Menor superficie de siembra y enfermedades reducen la demanda de mano de obra: Caades
Al cierre de la actual temporada hortícola en el estado, se ha reportado una disminución en la contratación de trabajadores del campo, fenómeno impulsado principalmente por la reducción en la superficie de siembra y una menor producción en comparación con años anteriores.
Jesús Alberto Rojo Plascencia, presidente de la Confederación de Asociaciones Agrícolas del Estado de Sinaloa, indicó que el ciclo agrícola está prácticamente terminando, dejando un balance mixto para los productores.
“Hubo menos mano de obras, no bajó de manera importante, pero no vemos tanta producción y se acaba la mano de obra”, expresó Rojo Plascencia.

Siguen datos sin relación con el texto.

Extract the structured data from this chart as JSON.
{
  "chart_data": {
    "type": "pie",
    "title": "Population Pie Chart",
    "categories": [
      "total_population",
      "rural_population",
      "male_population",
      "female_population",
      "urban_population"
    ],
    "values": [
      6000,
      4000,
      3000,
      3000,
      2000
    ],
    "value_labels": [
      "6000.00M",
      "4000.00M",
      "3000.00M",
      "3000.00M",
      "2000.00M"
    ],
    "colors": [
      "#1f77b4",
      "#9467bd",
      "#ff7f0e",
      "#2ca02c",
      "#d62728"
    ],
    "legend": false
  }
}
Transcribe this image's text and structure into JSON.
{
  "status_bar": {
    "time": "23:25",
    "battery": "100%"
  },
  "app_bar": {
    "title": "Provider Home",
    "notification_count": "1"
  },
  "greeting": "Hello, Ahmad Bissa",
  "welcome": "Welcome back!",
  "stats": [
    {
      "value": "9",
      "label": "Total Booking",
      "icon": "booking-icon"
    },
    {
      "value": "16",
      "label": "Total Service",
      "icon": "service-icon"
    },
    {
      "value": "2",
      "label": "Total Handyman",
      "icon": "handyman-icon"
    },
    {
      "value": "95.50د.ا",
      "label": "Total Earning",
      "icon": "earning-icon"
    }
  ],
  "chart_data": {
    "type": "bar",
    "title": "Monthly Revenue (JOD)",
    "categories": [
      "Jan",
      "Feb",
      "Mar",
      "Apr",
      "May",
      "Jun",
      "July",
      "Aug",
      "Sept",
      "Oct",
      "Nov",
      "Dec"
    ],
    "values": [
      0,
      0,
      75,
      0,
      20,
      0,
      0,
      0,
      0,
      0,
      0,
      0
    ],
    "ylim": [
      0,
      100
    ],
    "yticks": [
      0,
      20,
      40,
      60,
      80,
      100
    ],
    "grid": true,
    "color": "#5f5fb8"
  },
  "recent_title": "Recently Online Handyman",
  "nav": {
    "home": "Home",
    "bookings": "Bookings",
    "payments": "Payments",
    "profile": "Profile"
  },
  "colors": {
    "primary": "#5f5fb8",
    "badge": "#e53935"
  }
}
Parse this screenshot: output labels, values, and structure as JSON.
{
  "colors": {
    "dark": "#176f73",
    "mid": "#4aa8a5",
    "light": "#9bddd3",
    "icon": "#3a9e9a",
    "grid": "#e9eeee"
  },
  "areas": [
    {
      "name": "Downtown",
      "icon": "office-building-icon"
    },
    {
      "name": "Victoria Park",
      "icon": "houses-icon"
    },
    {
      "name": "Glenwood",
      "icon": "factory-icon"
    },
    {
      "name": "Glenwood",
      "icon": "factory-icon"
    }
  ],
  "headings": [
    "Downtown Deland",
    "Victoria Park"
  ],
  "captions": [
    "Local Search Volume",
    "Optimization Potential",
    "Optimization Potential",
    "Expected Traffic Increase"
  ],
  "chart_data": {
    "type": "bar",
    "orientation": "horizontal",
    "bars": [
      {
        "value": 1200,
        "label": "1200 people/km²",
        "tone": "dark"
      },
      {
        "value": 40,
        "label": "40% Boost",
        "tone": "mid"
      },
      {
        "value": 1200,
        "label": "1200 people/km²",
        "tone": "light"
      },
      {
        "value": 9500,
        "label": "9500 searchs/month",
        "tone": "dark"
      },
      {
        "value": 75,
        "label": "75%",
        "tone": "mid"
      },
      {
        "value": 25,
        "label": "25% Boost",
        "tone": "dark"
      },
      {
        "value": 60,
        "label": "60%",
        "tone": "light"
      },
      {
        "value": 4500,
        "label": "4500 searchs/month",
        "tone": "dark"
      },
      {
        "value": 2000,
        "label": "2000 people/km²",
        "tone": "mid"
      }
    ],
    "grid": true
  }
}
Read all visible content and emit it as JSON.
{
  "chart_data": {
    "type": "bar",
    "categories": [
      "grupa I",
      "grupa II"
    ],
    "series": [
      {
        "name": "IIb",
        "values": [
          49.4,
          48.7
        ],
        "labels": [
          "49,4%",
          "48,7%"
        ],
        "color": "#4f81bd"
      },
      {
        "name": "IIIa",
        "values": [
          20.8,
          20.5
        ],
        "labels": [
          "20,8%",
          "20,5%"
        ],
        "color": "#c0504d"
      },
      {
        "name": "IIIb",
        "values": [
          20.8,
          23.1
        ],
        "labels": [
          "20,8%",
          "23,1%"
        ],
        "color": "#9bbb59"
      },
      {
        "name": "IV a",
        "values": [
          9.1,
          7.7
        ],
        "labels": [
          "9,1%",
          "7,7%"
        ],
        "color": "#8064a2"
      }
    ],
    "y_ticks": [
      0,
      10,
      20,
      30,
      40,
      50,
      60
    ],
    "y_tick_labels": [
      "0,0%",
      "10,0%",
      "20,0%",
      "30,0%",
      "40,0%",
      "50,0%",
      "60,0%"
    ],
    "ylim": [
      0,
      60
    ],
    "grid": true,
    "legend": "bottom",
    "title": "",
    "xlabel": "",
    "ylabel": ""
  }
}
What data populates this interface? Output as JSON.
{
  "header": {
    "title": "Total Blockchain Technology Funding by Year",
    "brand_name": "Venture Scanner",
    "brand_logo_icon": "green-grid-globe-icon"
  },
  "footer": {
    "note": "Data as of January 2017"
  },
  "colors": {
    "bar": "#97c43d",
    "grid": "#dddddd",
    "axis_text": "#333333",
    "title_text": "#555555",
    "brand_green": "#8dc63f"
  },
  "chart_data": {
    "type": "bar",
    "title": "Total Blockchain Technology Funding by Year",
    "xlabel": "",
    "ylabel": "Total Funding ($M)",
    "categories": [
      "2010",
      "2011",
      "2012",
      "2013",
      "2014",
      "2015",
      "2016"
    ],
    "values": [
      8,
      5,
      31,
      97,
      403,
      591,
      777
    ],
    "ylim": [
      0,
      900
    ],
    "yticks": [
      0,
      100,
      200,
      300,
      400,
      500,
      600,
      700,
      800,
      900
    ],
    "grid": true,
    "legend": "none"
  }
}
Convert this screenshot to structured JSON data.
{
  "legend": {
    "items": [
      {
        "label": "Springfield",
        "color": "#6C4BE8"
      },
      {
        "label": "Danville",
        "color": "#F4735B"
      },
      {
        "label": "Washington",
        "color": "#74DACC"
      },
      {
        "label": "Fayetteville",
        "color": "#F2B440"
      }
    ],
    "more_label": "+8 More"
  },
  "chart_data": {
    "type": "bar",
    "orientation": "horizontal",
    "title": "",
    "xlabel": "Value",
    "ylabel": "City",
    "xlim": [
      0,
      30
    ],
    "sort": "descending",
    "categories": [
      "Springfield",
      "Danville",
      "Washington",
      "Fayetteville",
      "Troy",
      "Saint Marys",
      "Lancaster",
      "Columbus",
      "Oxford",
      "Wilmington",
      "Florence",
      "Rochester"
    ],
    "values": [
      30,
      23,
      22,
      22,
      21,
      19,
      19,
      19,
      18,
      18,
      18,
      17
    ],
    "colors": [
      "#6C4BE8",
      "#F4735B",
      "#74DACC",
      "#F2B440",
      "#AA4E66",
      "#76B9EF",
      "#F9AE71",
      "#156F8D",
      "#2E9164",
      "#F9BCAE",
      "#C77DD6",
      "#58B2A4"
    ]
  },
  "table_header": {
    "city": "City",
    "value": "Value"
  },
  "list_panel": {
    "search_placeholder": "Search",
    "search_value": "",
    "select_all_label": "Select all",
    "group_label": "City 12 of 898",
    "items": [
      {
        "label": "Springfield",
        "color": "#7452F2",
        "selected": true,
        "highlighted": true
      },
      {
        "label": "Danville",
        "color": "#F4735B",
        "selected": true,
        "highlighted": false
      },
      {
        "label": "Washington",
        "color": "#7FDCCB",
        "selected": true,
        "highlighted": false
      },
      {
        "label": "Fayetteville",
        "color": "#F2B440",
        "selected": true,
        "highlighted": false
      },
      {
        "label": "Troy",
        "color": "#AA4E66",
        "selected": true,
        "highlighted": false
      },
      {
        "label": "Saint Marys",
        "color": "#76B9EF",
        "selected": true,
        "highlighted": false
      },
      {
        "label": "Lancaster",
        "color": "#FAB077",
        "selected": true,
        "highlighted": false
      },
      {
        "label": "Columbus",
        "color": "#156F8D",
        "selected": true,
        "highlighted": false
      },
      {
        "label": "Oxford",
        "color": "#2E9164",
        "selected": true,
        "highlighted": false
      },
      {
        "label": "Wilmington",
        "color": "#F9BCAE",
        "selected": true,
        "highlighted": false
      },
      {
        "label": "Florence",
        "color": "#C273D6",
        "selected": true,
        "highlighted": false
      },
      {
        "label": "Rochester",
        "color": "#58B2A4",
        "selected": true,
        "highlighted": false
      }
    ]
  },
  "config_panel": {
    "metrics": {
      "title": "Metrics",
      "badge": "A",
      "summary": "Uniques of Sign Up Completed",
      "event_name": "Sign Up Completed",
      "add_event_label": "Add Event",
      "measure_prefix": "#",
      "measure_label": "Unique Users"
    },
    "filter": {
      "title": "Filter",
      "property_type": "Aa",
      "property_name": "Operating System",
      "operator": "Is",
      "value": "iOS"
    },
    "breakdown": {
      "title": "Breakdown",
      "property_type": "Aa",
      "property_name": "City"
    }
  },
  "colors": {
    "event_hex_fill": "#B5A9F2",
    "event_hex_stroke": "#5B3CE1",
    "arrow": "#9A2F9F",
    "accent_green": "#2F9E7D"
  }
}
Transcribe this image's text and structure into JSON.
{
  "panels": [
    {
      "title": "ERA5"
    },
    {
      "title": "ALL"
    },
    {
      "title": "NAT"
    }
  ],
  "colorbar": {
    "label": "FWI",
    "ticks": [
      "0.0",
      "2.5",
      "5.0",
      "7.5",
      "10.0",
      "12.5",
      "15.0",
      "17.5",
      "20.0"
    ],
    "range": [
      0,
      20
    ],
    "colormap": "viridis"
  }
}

En el caso específico del tomate, aunque se lograron obtener buenos precios y niveles de ingresos favorables debido a factores externos, el volumen de la cosecha fue significativamente menor.
“Hubo una reducción importante y también los factores externos que vinieron a darle al tomate de Sinaloa un precio bueno”, compartió.
La reducción de la superficie cultivada ha tenido un efecto directo en la dinámica laboral de la región.
Según el presidente, al haber menos hectáreas trabajadas, la demanda de mano de obra desciende y las labores de cosecha concluyen de manera más temprana.
“Al haber menos superficie, es menos mano de obra la que se genera, y esto impacta en la derrama económica”, explicó.
Aunque la caída en el empleo no se calificó como crítica en términos porcentuales, sí es un reflejo de la menor actividad productiva de este ciclo.
Además de la menor superficie, el sector enfrentó complicaciones fitosanitarias, ya que diversos cultivos se vieron afectados por enfermedades que redujeron el rendimiento por hectárea, lo que contribuyó a que el volumen total de la producción estatal no fuera el óptimo.
Ante este escenario, y considerando los precios desfavorables que enfrentan actualmente otros productos como los granos, el sector agrícola hace un llamado a la población para consumir productos nacionales.
Esta medida se busca como una vía para apoyar a los productores locales y fortalecer la economía interna en un momento de ajustes para el campo sinaloense.